YouTube Is TV, with Tim Katz, VP, Americas, YouTube

YouTube is transitioning from a video platform to a premium episodic ecosystem, engineered to secure traditional TV ad spend while maintaining its creator-first economic model. During this session, Colin and Samir welcomed Tim Katz, YouTube’s VP, Americas, to talk about the future of the platform—from brand collaborations to expanding TV offerings.

The Big Picture

The living room has emerged as YouTube's largest and fastest-growing consumption surface in the United States, fundamentally shifting user behavior. As traditional Hollywood grapples with legacy distribution challenges, premium digital creators are filling the vacuum by stepping into the role of independent studio executives.

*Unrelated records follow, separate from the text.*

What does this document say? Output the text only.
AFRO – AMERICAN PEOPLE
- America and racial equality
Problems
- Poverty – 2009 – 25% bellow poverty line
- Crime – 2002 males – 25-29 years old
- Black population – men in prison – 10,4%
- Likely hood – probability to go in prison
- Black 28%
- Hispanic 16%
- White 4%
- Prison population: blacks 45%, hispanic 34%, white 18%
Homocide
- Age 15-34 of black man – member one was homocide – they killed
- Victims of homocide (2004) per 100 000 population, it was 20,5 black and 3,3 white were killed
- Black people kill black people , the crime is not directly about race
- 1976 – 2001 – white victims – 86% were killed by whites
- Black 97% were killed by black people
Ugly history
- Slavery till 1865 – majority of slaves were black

Now, platforms must build the technical infrastructure to support TV-like viewing, while brands must learn to buy digital content with the programmatic ease of legacy upfronts.

Key Takeaways

The Strategy

YouTube is packaging premium creator content into formalized, exclusive "slates" to capture legacy television upfront budgets. Advertisers want a streamlined, predictable mechanism to buy into digital media, prompting YouTube creators to actively pitch curated show packages that mimic traditional TV seasons to underwrite high production costs.

YouTube’s 2026 programming slate establishes creator content as the "new Hollywood," anchoring high-production, episodic series such as Kareem Rahma's Keep the Meter Running, Alex Cooper's Met Gala docuseries Before the Steps, Michelle Khare's Challenge Accepted, and exclusive shows from Dude Perfect and Trevor Noah.

The Economic Model

Creators operate as independent studios—financing their own projects and retaining 100% IP ownership—while YouTube acts as a marketplace matchmaker. Once creators take the initiative to build their intellectual property, YouTube leverages tools like the Creator Partnerships Hub to match creators with major corporate brands looking to underwrite production costs.

The Shift

Viewer migration to the TV is changing how creator-led shows are produced. Audiences expect traditional broadcast formatting on television screens, which has led YouTube to engineer new product tools allowing creators to organize content into distinct seasons and chronological episodes across all user interfaces.

YouTube introduced direct commercial infrastructure, including a feature allowing viewers to complete purchases via Google Pay directly on their connected TVs while watching creator content.

The Friction

Creators must balance corporate brand safety requirements with the authentic audience connection. Creators often face the challenge of executing sophisticated brand integrations without seeming disingenuous to their audiences. Data confirms that retaining this organic trust is vital for advertisers, as viewers are 5 times more likely to purchase a product and 13 times more likely to make a branded search when a product is backed by a creator they trust.

Why It Matters

Creators can maintain IP ownership and creative independence. Because the platform operates on a decentralized revenue-share model (YPP) rather than a licensing or work-for-hire system, creators bypass traditional gatekeepers, reject studio executive notes, and retain the majority of the monetization wealth they generate.

→ Top Quotes

On Brand Safety vs. Creator Authenticity:

"Your viewers know when something isn't authentic to who you are, so how do you bring your audience in and bring that relevancy to the brand, but at the same time do it in a way that's actually authentic?"

Tim Katz

On TV Screen Domination:

"The biggest change we've seen in this is the consumption in the living room environment [...] It's still our fastest growing surface, it's our largest surface now in the US."